A concept put forward by Barbados Prime Minister Mia Mottley advocates for a change to lending terms that would include natural disaster clauses, helping free up resources for vulnerable countries, such as small island states, to pay for climate-related damages when they occur.
Small island states are particularly prone to vicious financing cycles. Seen as high risk and with relatively higher incomes than many developing countries, they’re offered high-interest loans to rebuild when climate disasters strike. But then those debts — and the payments countries need to make on them — prevent them from responding to future climate disasters or building the defenses to bounce back from them.
The plan, known as the Bridgetown Agenda, has already received the endorsement of several governments, including French President Emmanuel Macron’s.
Avinash Persaud, a special envoy to Mottley, said the two will be discussing that plan with officials this week.
Hanging over the meetings will be the next person tapped to lead the World Bank, Ajay Banga.
President Joe Biden’s pick, Banga, is now the sole candidate for World Bank president, but he won’t enter that role until Malpass steps down in June. He has already started talking about how he will steer the ship but has also been careful to manage expectations, saying last week that he’s not a “white knight” with a magic wand.
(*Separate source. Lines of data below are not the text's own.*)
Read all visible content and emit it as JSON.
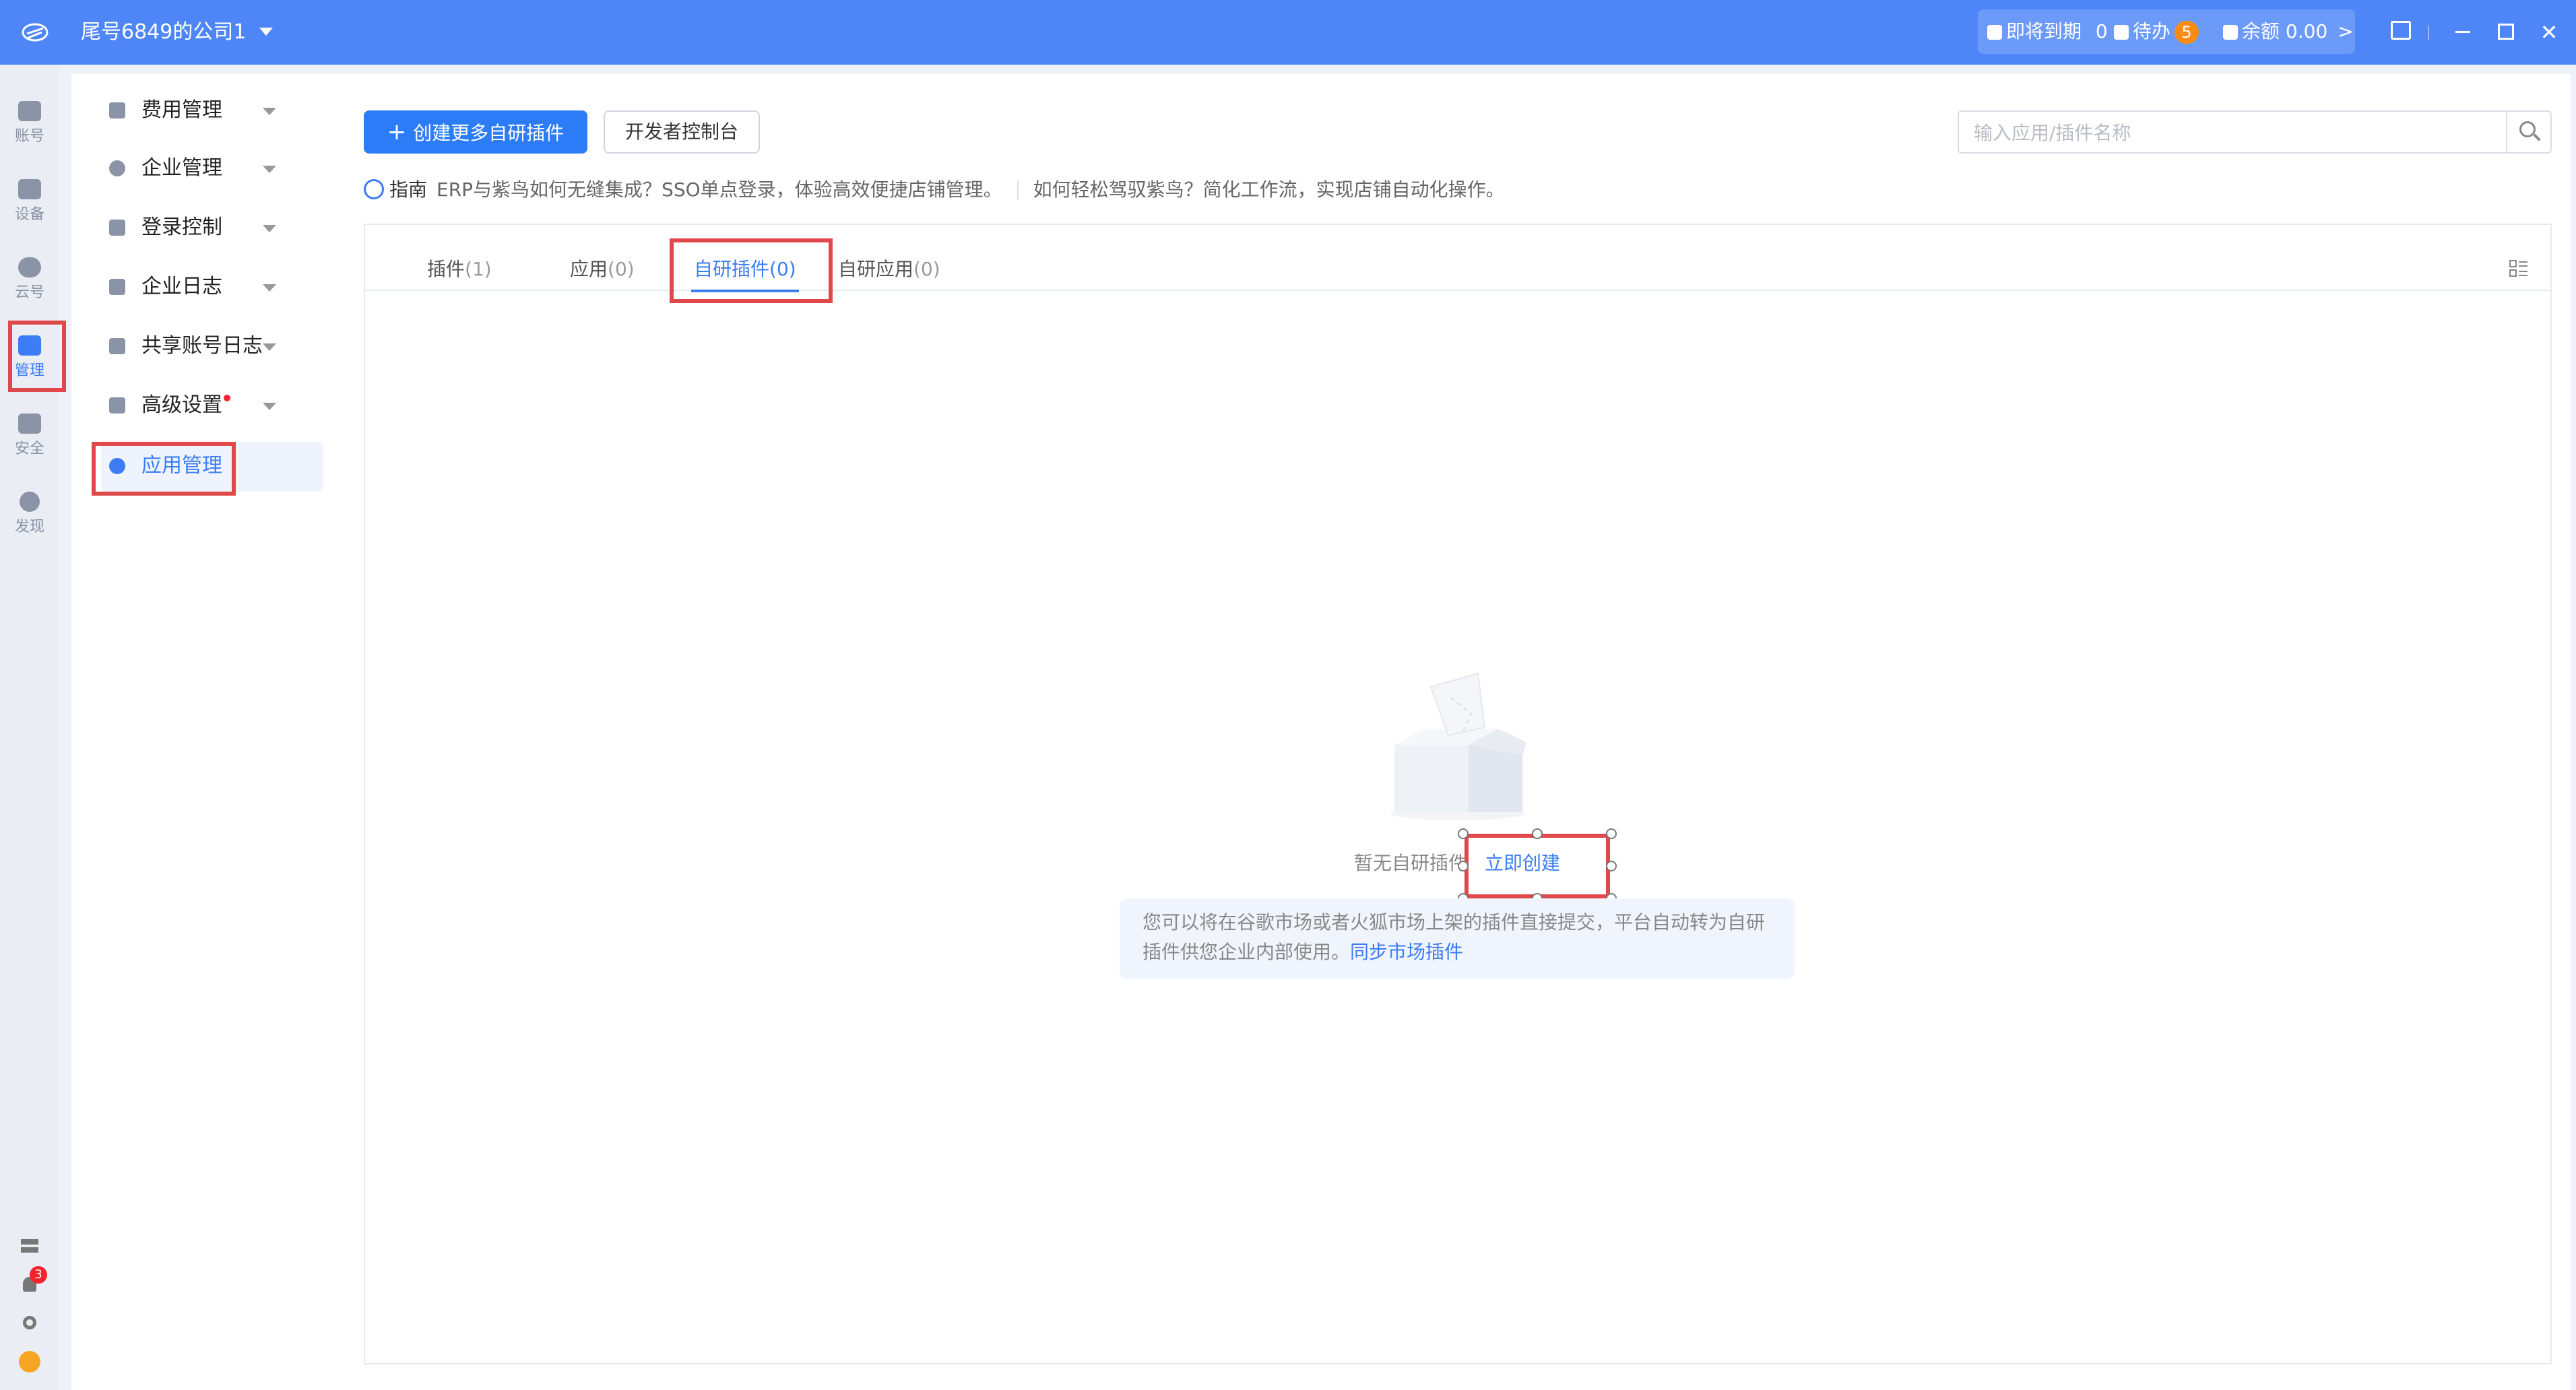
{
  "topbar": {
    "company": "尾号6849的公司1",
    "expiring_label": "即将到期",
    "expiring_count": "0",
    "todo_label": "待办",
    "todo_count": "5",
    "balance_label": "余额",
    "balance_value": "0.00",
    "chevron": ">"
  },
  "rail": {
    "items": [
      {
        "label": "账号",
        "icon": "account-icon"
      },
      {
        "label": "设备",
        "icon": "device-icon"
      },
      {
        "label": "云号",
        "icon": "cloud-icon"
      },
      {
        "label": "管理",
        "icon": "manage-icon"
      },
      {
        "label": "安全",
        "icon": "security-icon"
      },
      {
        "label": "发现",
        "icon": "discover-icon"
      }
    ],
    "active": "管理",
    "notification_count": "3"
  },
  "menu": {
    "items": [
      {
        "label": "费用管理"
      },
      {
        "label": "企业管理"
      },
      {
        "label": "登录控制"
      },
      {
        "label": "企业日志"
      },
      {
        "label": "共享账号日志"
      },
      {
        "label": "高级设置"
      },
      {
        "label": "应用管理"
      }
    ],
    "active": "应用管理"
  },
  "toolbar": {
    "create_label": "创建更多自研插件",
    "dev_console_label": "开发者控制台",
    "search_placeholder": "输入应用/插件名称"
  },
  "guide": {
    "title": "指南",
    "link1": "ERP与紫鸟如何无缝集成？SSO单点登录，体验高效便捷店铺管理。",
    "link2": "如何轻松驾驭紫鸟？简化工作流，实现店铺自动化操作。"
  },
  "tabs": [
    {
      "label": "插件",
      "count": "(1)"
    },
    {
      "label": "应用",
      "count": "(0)"
    },
    {
      "label": "自研插件",
      "count": "(0)"
    },
    {
      "label": "自研应用",
      "count": "(0)"
    }
  ],
  "active_tab": "自研插件",
  "empty": {
    "text": "暂无自研插件",
    "create_link": "立即创建",
    "notice": "您可以将在谷歌市场或者火狐市场上架的插件直接提交，平台自动转为自研插件供您企业内部使用。",
    "sync_link": "同步市场插件"
  },
  "colors": {
    "topbar": "#4f86f7",
    "accent": "#3c7df5",
    "highlight_box": "#e0494b",
    "badge": "#fa8c16"
  }
}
Still, he’ll play a vital role in overseeing reforms the bank aims to implement before annual World Bank/IMF meetings in Marrakesh, Morocco, in October, analysts say. He’ll also need to try and tamp down criticism about the institution’s poor track record on climate change and show he can partner with other multilateral development banks, such as the African Development Bank.
That’s something that is deeply needed to bring about broader reform, said Kyte from Tufts.
“There is a desperate need to see how both capital but technical expertise, which is at the moment siloed in different MDBs and across the system, can be released and deployed more effectively,” she said. “So we need radical collaboration amongst MDBs, and that requires the World Bank president to be committed to do that.”